The Oxford Handbook of the Jewish Diaspora by Hasia R. Diner
Oxford Handbook Series
For as long as historians have contemplated the Jewish past, they have engaged with the idea of diaspora. Dedicated to the study of transnational peoples and the linkages these people forged among themselves over the course of their wanderings and in the multiple places to which they went, the term “diaspora” reflects the increasing interest in migrations, trauma, globalism, and community formations.

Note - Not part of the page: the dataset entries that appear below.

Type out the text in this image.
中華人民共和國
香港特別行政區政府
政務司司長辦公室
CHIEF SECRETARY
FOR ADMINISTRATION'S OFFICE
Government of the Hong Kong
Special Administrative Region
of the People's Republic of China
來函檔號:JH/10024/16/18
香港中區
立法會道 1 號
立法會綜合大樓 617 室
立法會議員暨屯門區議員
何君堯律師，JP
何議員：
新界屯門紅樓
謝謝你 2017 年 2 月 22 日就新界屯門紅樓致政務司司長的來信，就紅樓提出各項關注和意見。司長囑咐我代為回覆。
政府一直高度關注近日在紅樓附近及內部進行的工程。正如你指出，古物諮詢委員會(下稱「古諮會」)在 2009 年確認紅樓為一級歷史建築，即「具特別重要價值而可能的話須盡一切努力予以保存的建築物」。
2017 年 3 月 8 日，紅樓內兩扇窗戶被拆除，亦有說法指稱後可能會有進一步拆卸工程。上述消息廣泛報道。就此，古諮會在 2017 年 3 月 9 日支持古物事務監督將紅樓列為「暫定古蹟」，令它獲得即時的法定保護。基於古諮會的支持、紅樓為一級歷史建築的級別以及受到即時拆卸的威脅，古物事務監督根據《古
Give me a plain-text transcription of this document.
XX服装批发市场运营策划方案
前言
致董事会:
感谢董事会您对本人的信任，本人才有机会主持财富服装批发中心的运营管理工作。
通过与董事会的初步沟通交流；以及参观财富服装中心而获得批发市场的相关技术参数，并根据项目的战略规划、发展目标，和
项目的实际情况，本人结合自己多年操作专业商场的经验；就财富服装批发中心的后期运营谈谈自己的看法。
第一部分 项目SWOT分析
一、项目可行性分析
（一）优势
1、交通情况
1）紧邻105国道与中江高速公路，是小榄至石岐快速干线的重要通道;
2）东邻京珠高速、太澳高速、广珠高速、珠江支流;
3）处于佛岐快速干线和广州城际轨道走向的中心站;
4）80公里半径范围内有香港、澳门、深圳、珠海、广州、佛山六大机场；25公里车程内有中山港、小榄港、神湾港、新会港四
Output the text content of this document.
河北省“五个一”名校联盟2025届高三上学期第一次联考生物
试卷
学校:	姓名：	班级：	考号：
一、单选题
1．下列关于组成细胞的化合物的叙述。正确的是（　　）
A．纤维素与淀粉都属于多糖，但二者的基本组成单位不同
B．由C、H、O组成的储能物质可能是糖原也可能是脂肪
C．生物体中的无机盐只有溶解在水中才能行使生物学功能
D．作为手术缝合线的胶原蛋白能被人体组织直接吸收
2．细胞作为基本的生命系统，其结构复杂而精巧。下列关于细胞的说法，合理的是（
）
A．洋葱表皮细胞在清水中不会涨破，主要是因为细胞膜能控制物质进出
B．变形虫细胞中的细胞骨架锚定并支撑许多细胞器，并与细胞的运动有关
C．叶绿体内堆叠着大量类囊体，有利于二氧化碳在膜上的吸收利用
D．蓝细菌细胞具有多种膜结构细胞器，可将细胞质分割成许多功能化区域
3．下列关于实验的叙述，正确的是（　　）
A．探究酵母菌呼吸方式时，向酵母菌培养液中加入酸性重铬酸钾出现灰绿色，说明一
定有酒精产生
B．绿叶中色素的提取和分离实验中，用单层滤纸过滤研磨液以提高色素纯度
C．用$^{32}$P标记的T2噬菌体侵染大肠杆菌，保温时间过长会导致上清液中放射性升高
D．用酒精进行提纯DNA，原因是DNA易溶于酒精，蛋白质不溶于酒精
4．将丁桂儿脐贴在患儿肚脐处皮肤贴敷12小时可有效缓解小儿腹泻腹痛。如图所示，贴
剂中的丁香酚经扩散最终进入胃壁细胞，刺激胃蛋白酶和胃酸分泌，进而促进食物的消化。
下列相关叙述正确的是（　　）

The Oxford Handbook of the Jewish Diaspora acts as a comprehensive collection of scholarship that reflects the multifaceted nature of diaspora studies. Persecuted and exiled throughout their history, the Jewish people have also left familiar places to find better opportunities in new ones. But their history has consistently been defined by their permanent lack of belonging. This Oxford Handbook explores the complicated nature of diasporic Jewish life as something both destructive and generative. Contributors explore subjects as diverse as biblical and medieval representations of diaspora, the various diaspora communities that emerged across the globe, the contradictory relationship the diaspora bears to Israel, and how the diaspora is celebrated and debated within modern Jewish thought. What these essays share is a commitment to untangling the legacy of the diaspora on Jewish life and culture.
This volume portrays the Jewish diaspora not as a simple, unified front, but as a population characterized by conflicting impulses and ideas. The Oxford Handbook of the Jewish Diaspora captures the complexity of the Jewish diaspora by acknowledging the tensions inherent in a group of people defined by trauma and exile as well as by voluntary migrations to places with greater opportunity.